I'm 21 years old. I have made two perfect, beautiful children. My daughter Azaylea and my son Leonidas-Aurelius . We fell in love the moment I met them.
Me and my soul mate created them with so much care and love. We intend to homeschool our children so that we get to enjoy every moment alongside them guiding them though life.
Our son Leonidas-Aurelius was 4 months and 3 days old when he rolled over in the middle of the night while his family slept. He didn't cry..He didn't wake up.. he just slipped away in his sleep with small sweet smile on his face..
The moment me and my partner woke from a couple hours napping. We had to face the most reality shattering and horrific realisation... that Leonidas-Aurelius, the perfect soul had left the beautiful vessel we had created
Leo had the most beautiful low tones to his voice and he loved the sound of it.. he was always showing off his lovely cooing sounds but most of all he loved to roar. When you held his hands he would hold on and lift himself into the air ... Always smiling and holding his head high. He was such a beautiful sight... 4 months and 3 days of showering him in love and kisses was the best moments of my life.

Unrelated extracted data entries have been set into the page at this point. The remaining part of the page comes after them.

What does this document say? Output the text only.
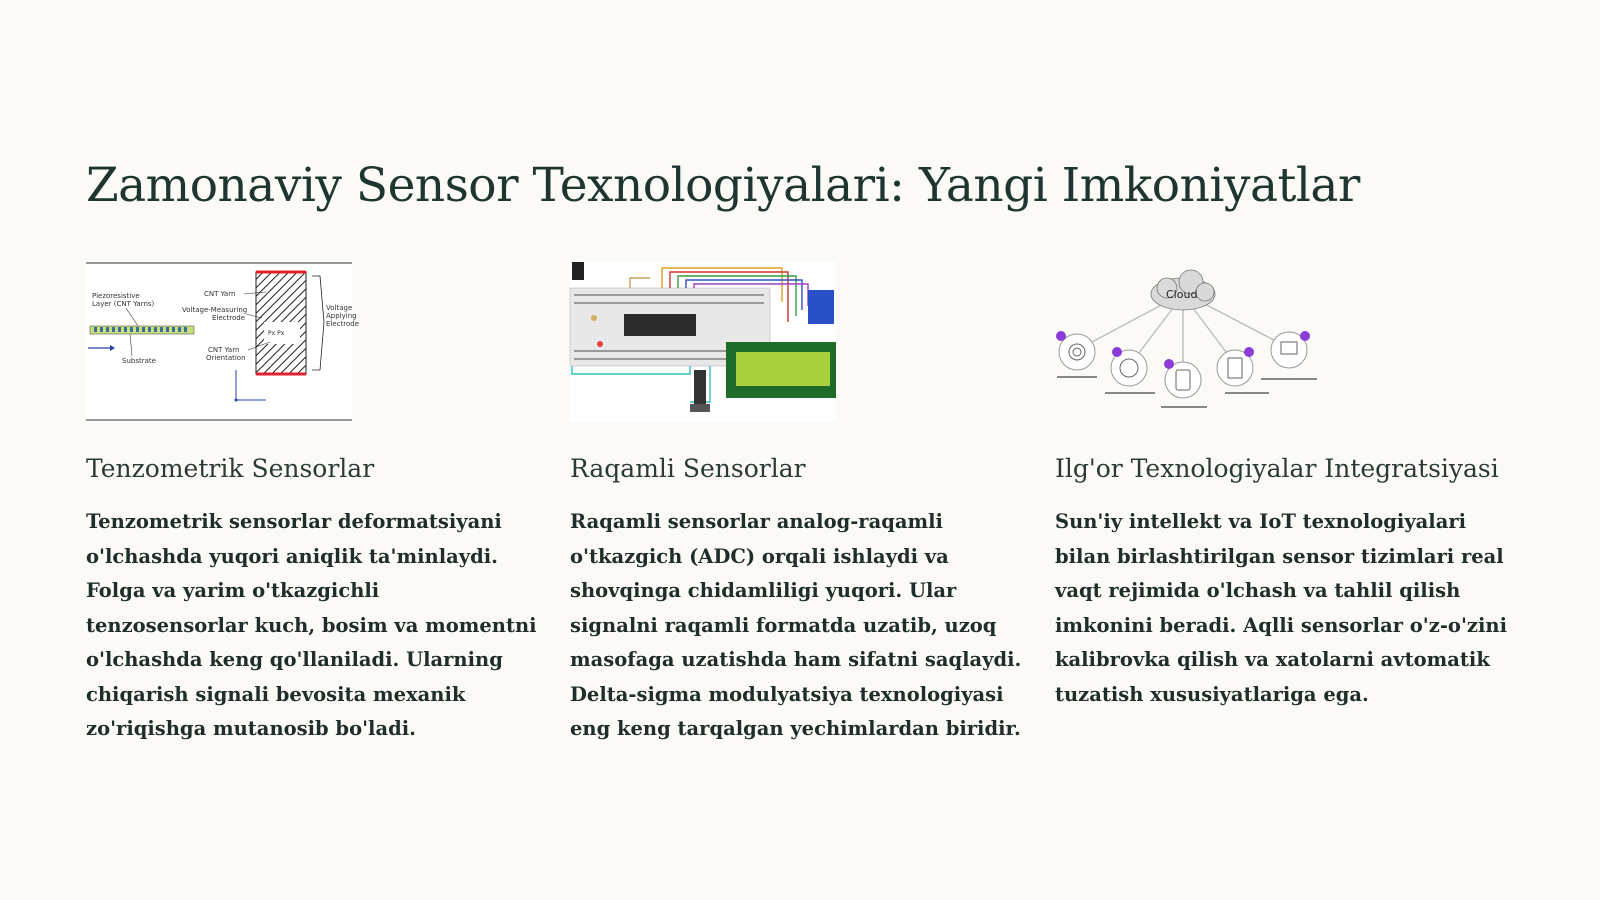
Zamonaviy Sensor Texnologiyalari: Yangi Imkoniyatlar
Px Px
Piezoresistive
Layer (CNT Yarns)
CNT Yarn
Voltage-Measuring
Electrode
Substrate
CNT Yarn
Orientation
Voltage
Applying
Electrode
Tenzometrik Sensorlar

Tenzometrik sensorlar deformatsiyani o'lchashda yuqori aniqlik ta'minlaydi. Folga va yarim o'tkazgichli tenzosensorlar kuch, bosim va momentni o'lchashda keng qo'llaniladi. Ularning chiqarish signali bevosita mexanik zo'riqishga mutanosib bo'ladi.

Raqamli Sensorlar

Raqamli sensorlar analog-raqamli o'tkazgich (ADC) orqali ishlaydi va shovqinga chidamliligi yuqori. Ular signalni raqamli formatda uzatib, uzoq masofaga uzatishda ham sifatni saqlaydi. Delta-sigma modulyatsiya texnologiyasi eng keng tarqalgan yechimlardan biridir.

Cloud
Ilg'or Texnologiyalar Integratsiyasi

Sun'iy intellekt va IoT texnologiyalari bilan birlashtirilgan sensor tizimlari real vaqt rejimida o'lchash va tahlil qilish imkonini beradi. Aqlli sensorlar o'z-o'zini kalibrovka qilish va xatolarni avtomatik tuzatish xususiyatlariga ega.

He was such a lovely little brother to sister who loves him infinitely and misses him very much. She would call out for him first thing when she woke and spend the day cuddleing him and entertaining him, showing of all her toys and music.. he is her best friend.
Our family are working very hard on doing up an old broken house we have just moved too and we lack funds for this... let alone a funaral fund.. we don't usually like to ask for help. But one of the things my son that life is all about love. And we are in understanding that there are alot of lovely people in the world and it's okay to ask for help.
I'm an agnostic.. although I am not set on a religion , I do believe my son's soul is still experiencing reality in what we call a oneness...I'm hear to ask one thing of everyone who reads this... To ask If you can send love and happiness out into existence in the name of sweet Leonidas-Aurelius.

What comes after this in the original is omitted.